Although BAB is the smallest bank in the system in terms of total assets, it is a market leader in the remittance business in the KSA. The bank's strong network of 151 outlets (in addition to its 102 bank branches) and its long legacy of remittance operations support its entrenched and resilient franchise in this segment, which the bank operates under the brand 'Enjaz'. This profitable business is a key element in BAB's standalone credit profile as it generates stable fees and commission income without consuming any additional capital. Total fees and commission income accounts around 35% of BAB's total revenues compared to the KSA average of around 23%.

-- STRONG ASSET QUALITY AND COVERAGE METRICS

BAB's asset quality is strong with a non-performing financing (NPF) ratio of 1.9% as of December 2013, down from the peak of 5.7% as of December 2009. The decline in the NPF ratio has been largely driven by the writing-off of legacy exposures to large Saudi conglomerates and asset growth (CAGR of 20% since 2009) which has a denominator effect. At 1.9%, BAB's NPF ratio is higher than the KSA average of 1.5% but stronger than the 2.3% median of global banks with a BCA of baa2.

Similarly, the bank's coverage metrics have improved significantly to 194% as of December 2013, from 60% as of December 2009. At these levels, BAB's coverage metrics compare favourably to local and global peers. While the bank's rapid growth may pressure the bank's risk management and associated underwriting infrastructure, we nonetheless expect asset quality to remain solid going forward - particularly given the strong operating environment in KSA.

-- SOLID CAPITALIZATION METRICS UNDERPINNED BY STRONG PROFITABILITY METRICS AND ASSOCIATED PROFIT RETENTION

As a result of the bank's strong income base (financing and fees and commissions) and very low overall funding cost (0.10% compared to 0.50% KSA average), BAB displays good profit margins (2.8% as of year-end 2013) with commensurate net profits. The bank's net income to risk weighted assets (RWAs) of 2.3% is higher than the 1.4% median of global banks with baa2 BCAs.
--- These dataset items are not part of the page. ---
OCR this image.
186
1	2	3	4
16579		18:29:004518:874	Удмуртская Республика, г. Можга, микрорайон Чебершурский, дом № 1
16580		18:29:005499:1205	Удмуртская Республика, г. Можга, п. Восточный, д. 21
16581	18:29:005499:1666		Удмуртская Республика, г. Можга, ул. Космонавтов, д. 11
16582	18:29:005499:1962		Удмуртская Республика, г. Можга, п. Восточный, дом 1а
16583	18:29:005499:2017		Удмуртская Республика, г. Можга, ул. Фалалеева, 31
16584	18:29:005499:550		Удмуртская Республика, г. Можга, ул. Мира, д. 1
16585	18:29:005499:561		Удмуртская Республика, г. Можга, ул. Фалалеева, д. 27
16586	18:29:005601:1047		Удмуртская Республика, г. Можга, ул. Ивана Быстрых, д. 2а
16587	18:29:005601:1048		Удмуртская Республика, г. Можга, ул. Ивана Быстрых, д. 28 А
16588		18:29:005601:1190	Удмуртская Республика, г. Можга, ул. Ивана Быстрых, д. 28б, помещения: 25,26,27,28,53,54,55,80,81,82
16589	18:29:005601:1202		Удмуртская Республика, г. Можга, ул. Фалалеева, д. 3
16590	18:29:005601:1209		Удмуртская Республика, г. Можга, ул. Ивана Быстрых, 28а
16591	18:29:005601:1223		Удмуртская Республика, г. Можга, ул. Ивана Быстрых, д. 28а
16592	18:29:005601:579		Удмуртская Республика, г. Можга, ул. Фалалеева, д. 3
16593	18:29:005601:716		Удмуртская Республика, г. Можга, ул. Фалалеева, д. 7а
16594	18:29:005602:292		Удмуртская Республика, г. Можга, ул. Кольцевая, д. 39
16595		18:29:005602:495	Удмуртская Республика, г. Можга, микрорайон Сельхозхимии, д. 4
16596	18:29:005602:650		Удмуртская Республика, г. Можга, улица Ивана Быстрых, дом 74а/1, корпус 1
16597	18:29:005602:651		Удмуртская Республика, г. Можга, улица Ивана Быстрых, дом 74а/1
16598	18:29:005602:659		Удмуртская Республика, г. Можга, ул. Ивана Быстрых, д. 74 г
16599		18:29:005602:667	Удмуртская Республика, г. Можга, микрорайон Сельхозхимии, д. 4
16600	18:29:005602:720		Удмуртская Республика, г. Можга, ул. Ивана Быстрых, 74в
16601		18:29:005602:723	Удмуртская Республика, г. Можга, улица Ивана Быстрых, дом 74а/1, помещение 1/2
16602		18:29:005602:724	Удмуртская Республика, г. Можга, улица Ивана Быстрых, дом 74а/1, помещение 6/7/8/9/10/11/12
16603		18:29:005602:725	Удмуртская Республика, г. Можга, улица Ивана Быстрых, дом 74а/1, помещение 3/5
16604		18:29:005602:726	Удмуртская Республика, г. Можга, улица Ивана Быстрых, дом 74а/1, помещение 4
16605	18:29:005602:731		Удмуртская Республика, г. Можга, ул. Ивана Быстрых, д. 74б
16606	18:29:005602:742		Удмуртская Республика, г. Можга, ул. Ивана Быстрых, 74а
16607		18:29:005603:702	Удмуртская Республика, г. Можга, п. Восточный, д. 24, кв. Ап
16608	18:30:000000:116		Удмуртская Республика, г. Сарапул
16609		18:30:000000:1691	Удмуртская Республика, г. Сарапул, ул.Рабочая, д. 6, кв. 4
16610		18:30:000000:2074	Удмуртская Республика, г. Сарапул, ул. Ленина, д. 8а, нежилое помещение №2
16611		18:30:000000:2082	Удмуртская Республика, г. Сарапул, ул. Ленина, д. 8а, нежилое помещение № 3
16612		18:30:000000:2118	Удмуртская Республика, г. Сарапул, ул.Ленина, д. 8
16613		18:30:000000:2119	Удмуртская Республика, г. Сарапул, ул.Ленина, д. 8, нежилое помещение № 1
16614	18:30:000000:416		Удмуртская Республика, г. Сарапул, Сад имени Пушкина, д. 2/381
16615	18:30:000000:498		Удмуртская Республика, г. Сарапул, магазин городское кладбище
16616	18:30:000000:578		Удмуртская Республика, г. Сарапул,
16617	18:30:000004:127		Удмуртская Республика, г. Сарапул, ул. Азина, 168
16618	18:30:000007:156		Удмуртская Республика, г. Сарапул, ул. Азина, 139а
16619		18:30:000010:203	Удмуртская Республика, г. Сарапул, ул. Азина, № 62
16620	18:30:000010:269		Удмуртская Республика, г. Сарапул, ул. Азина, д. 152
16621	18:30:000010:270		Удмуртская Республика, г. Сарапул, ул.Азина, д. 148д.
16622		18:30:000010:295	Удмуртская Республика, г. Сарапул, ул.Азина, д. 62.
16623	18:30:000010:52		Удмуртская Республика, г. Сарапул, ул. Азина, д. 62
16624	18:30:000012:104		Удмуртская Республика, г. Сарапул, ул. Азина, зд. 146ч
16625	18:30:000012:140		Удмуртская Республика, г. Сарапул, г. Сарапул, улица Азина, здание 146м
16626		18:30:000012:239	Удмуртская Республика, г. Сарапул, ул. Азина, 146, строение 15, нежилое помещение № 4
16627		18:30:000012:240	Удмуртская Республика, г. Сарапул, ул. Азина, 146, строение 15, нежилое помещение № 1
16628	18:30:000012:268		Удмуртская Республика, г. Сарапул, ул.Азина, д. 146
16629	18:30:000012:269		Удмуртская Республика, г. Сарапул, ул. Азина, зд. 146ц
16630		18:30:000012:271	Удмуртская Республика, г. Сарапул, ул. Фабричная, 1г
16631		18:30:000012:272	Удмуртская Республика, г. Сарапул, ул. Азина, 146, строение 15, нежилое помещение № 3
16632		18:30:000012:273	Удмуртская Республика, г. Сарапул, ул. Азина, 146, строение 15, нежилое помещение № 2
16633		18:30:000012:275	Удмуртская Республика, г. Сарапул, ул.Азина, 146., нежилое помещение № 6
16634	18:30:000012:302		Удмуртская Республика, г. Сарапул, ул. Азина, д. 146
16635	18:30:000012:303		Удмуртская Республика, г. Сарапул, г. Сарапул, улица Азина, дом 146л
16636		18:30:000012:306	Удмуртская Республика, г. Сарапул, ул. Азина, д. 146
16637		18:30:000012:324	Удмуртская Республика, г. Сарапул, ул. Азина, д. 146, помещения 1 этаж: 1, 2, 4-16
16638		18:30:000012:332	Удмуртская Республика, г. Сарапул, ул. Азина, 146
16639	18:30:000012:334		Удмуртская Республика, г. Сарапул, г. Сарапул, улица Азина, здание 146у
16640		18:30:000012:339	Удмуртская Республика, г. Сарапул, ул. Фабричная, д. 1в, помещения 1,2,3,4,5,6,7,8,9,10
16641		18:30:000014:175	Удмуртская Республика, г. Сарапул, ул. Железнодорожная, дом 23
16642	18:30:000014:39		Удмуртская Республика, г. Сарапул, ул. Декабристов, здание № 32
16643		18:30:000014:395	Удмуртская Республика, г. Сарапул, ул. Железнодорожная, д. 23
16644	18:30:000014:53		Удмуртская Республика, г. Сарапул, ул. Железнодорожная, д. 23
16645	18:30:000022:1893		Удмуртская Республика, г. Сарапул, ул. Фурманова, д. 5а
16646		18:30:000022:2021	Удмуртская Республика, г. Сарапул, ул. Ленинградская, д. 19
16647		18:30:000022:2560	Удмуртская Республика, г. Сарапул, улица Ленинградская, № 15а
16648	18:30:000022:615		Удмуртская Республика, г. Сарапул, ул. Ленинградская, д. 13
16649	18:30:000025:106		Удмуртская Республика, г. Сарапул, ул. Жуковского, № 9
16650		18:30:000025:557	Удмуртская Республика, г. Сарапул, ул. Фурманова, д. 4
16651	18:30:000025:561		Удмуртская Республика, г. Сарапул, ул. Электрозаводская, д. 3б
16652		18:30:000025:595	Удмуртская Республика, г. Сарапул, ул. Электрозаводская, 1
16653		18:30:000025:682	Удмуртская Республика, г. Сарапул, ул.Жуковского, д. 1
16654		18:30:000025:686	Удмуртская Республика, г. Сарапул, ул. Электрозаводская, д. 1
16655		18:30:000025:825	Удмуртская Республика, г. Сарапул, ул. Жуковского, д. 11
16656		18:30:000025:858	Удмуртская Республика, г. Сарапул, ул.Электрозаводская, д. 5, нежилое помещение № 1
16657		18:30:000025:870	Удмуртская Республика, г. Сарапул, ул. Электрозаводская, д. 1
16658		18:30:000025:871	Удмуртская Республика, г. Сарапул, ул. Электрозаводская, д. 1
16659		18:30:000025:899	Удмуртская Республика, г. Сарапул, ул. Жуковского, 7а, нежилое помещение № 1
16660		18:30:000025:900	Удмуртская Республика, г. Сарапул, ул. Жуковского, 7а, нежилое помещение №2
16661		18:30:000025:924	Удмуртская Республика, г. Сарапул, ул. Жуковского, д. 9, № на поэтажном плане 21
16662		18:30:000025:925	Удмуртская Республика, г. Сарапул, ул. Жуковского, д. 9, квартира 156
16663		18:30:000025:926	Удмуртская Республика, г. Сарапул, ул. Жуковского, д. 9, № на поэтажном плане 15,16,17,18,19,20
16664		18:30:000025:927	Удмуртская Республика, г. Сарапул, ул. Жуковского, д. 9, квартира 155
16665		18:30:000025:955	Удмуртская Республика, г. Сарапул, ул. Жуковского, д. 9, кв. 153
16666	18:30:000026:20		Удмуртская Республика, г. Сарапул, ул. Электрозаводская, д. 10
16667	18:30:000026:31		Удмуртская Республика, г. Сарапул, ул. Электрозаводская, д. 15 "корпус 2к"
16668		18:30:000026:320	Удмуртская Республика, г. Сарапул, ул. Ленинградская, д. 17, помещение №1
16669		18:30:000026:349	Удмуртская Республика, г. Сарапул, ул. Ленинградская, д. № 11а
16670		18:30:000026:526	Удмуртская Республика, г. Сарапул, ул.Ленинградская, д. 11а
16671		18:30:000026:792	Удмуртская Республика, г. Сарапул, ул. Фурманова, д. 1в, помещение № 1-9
This strong profitability, coupled with 100% profit retention, underpins the bank's solid capitalisation levels with a reported Tier1 ratio under Basel III standards at 16% as of December 2013. At 16% the bank's Tier 1 ratio, compares favourably to both the KSA average of 15.7% and the 12.6% median of global banks with baa2 BCA. Going forward, despite the high asset growth, we expect the bank to maintain its profit retention rate and hence internally generate the capital needed to maintain its Tier 1 ratio around current levels.

-- WEAK EFFICIENCY METRICS AND KEY PERSONNEL RISKS

Although on a declining trend, BAB's 53% cost-to-income ratio remains high when compared to the KSA average of around 35% for the year 2013. With the near completion of its branch network expansion programme and an increase in productivity from existing branches, we expect continued top-line growth and expense ratio declines. This will further support reductions in BAB's cost-to-income ratio.

Since the losses suffered in 2009 (primarily driven by the provisioning related to two distressed large Saudi conglomerates) the bank appointed a new CEO who has brought in new senior management and driven the transformation process. However, we consider that the bank still remains highly dependent on the CEO for strategic direction despite ongoing steps to create an additional executive management structure. Such efforts while positive will take time to implement and integrate into the bank's operating culture.

-- SUPPORT ASSUMPTIONS

BAB's A2 deposit rating benefits from a three-notch uplift from its baa2 BCA. This reflects Moody's assessment of a very high likelihood of systemic (government) support in case of need. This is based on the Saudi government's strong track record of supporting banks in times of stress.